题解
删除一个元素使数组严格递增
暴力模拟即可,枚举删除每个数,然后判断删除该数之后数组是否严格递增。
Code Q1
class Solution {
public:
bool canBeIncreasing(vector<int>& nums) {
int n = nums.size();
for(int i = 0; i < n; i++) {
bool flag = true;
int last = 0;
for(int j = 0; j < n; j++) {
if (j == i) continue;
if (nums[j] <= last) {
flag = false;
break;
}
last = nums[j];
}
if (flag) return true;
}
return false;
}
};删除一个字符串中所有出现的给定子字符串
Code Q2
class Solution {
public:
string removeOccurrences(string s, string part) {
while (1) {
int k = s.find(part);
if (k == -1) break;
s.erase(k, part.size());
}
return s;
}
};最大子序列交替和
分奇偶两种情形讨论。
- 如果当前是第奇数个数,那么前面可以不选或者选偶数个数然后加上当前数;
- 如果当前是第偶数个数,那么前面可以选奇数个数然后减掉当前数。
Code Q3
typedef long long LL;
const int N = 100010;
LL f[N][2];
class Solution {
public:
long long maxAlternatingSum(vector<int>& nums) {
int n = nums.size();
LL INF = 1e15;
memset(f, -INF, sizeof f);
f[0][0] = 0ll;
for(int i = 1; i <= n; i++) {
f[i][0] = max(f[i - 1][0], f[i - 1][1] + nums[i - 1]);
f[i][1] = max(f[i - 1][1], f[i - 1][0] - nums[i - 1]);
}
return max(f[n][0], f[n][1]);
}
};DP考试的时候没有想到,吭哧吭哧写了个贪心解法也过了。可以观察到最优解一定为奇数,并且一定是从遵循:最高点–>最低点–>最高点–> … –>最高点/最低点 往复。
Code Q3 贪心解法
class Solution {
public:
long long maxAlternatingSum(vector<int>& nums) {
int n = nums.size();
if (nums.size() == 1) return nums[0];
int s = 1;
long long res1 = 0;
if (nums[0] > nums[1]) res1 += nums[0];
for(int i = 0; i < n; i++) {
int j = i + 1;
int last = i;
if (s == 1) {
while (j < n && nums[j] <= nums[last]) last++, j++;
s = -1;
} else {
while (j < n && nums[j] >= nums[last]) last++, j++;
s = 1;
}
if (s == -1 && j == n) break;
if (last != i) res1 += s * nums[last];
i = last - 1;
}
long long res2 = 0;
s = -1;
if (nums[0] > nums[1]) res2 += nums[0];
for(int i = 0; i < n; i++) {
int j = i + 1;
int last = i;
if (s == 1) {
while (j < n && nums[j] <= nums[last]) last++, j++;
s = -1;
} else {
while (j < n && nums[j] >= nums[last]) last++, j++;
s = 1;
}
if (s == -1 && j == n) break;
if (last != i) res2 += s * nums[last];
i = last - 1;
}
return max(res1, res2);
}
};设计电影租借系统
一道数据结构题。
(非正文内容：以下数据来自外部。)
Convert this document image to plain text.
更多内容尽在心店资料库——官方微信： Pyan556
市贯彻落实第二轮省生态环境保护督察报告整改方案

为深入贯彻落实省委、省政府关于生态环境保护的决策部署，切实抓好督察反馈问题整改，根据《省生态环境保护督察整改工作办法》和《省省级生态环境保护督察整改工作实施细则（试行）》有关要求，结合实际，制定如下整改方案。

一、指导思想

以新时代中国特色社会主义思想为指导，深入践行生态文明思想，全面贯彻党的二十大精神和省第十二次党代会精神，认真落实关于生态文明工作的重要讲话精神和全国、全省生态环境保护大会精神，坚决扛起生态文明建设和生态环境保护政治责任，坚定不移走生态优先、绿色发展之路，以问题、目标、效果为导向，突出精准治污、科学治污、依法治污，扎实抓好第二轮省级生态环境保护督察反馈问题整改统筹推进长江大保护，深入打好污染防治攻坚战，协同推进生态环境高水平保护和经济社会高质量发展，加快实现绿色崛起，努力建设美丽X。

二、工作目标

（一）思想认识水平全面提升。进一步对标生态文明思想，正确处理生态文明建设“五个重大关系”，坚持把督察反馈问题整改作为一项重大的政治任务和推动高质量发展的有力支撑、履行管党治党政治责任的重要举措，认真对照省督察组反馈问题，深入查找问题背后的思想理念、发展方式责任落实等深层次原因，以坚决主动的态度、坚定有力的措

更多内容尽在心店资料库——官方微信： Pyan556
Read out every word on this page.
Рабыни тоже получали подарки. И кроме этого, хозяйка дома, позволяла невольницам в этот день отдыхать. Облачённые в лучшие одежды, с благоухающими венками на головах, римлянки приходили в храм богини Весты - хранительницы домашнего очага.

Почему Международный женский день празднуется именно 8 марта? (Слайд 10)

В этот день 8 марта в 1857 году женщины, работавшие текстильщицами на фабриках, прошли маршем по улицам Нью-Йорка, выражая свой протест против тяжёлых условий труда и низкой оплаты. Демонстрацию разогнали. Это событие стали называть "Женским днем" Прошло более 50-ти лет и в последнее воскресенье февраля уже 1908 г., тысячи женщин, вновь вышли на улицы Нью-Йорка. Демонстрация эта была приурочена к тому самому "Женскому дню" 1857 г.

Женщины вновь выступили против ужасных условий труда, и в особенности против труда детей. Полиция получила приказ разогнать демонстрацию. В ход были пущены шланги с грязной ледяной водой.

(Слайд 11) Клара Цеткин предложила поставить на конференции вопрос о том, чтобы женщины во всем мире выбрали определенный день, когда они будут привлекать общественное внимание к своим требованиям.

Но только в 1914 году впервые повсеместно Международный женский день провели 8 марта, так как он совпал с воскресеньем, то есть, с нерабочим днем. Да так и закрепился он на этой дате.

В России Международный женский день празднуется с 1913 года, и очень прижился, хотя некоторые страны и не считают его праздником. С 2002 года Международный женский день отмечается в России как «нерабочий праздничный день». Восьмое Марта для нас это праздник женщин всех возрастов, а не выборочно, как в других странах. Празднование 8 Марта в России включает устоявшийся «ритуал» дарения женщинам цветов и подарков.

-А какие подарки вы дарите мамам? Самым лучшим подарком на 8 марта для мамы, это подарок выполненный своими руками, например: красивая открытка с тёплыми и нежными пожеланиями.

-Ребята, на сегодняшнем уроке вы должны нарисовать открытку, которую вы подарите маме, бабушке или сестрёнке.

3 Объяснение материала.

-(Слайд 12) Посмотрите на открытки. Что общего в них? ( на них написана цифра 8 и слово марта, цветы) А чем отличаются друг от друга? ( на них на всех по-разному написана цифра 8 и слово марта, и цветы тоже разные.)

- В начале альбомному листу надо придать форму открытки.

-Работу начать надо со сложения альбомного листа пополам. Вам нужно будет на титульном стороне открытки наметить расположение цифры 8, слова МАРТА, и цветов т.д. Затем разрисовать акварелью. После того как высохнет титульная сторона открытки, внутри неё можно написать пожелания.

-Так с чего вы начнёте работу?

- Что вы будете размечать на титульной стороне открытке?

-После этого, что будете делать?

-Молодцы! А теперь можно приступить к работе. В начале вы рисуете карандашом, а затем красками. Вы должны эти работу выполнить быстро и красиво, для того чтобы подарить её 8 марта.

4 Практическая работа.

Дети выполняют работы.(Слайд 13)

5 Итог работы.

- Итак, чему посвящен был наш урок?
可以用红黑树实现的set作为容器来维护所有的(shop, movie, price)对。
Code Q4
const int N = 10010;
struct Node {
int shop, movie, price;
bool operator< (const Node& t) const {
if (t.price != price) return price < t.price;
if (t.shop != shop) return shop < t.shop;
return movie < t.movie;
}
};
set<Node> mv[N];
set<Node> rented;
map<pair<int, int>, int> pr;
class MovieRentingSystem {
public:
MovieRentingSystem(int n, vector<vector<int>>& entries) {
for(int i = 0; i < N; i ++) mv[i].clear();
rented.clear();
pr.clear();
for(auto& e : entries) {
int shop = e[0], movie = e[1], price = e[2];
mv[movie].insert({shop, movie, price});
pr.insert({{shop, movie}, price});
}
}
vector<int> search(int movie) {
vector<int> res;
for(auto& e : mv[movie]) {
res.push_back(e.shop);
if (res.size() >= 5) break;
}
return res;
}
void rent(int shop, int movie) {
auto it = pr.find({shop, movie});
rented.insert({shop, movie, it->second});
mv[movie].erase({shop, movie, it->second});
}
void drop(int shop, int movie) {
auto it = rented.find({shop, movie, pr.find({shop, movie})->second});
mv[movie].insert(*it);
rented.erase(it);
}
vector<vector<int>> report() {
vector<vector<int>> res;
for(auto& e : rented) {
res.push_back({e.shop, e.movie});
if (res.size() >= 5) break;
}
return res;
}
};
/**
* Your MovieRentingSystem object will be instantiated and called as such:
* MovieRentingSystem* obj = new MovieRentingSystem(n, entries);
* vector<int> param_1 = obj->search(movie);
* obj->rent(shop,movie);
* obj->drop(shop,movie);
* vector<vector<int>> param_4 = obj->report();
*/- Post link: https://scnujackychen.github.io/2021/07/01/LC-biweekly-contest-55/
- Copyright Notice: All articles in this blog are licensed under unless otherwise stated.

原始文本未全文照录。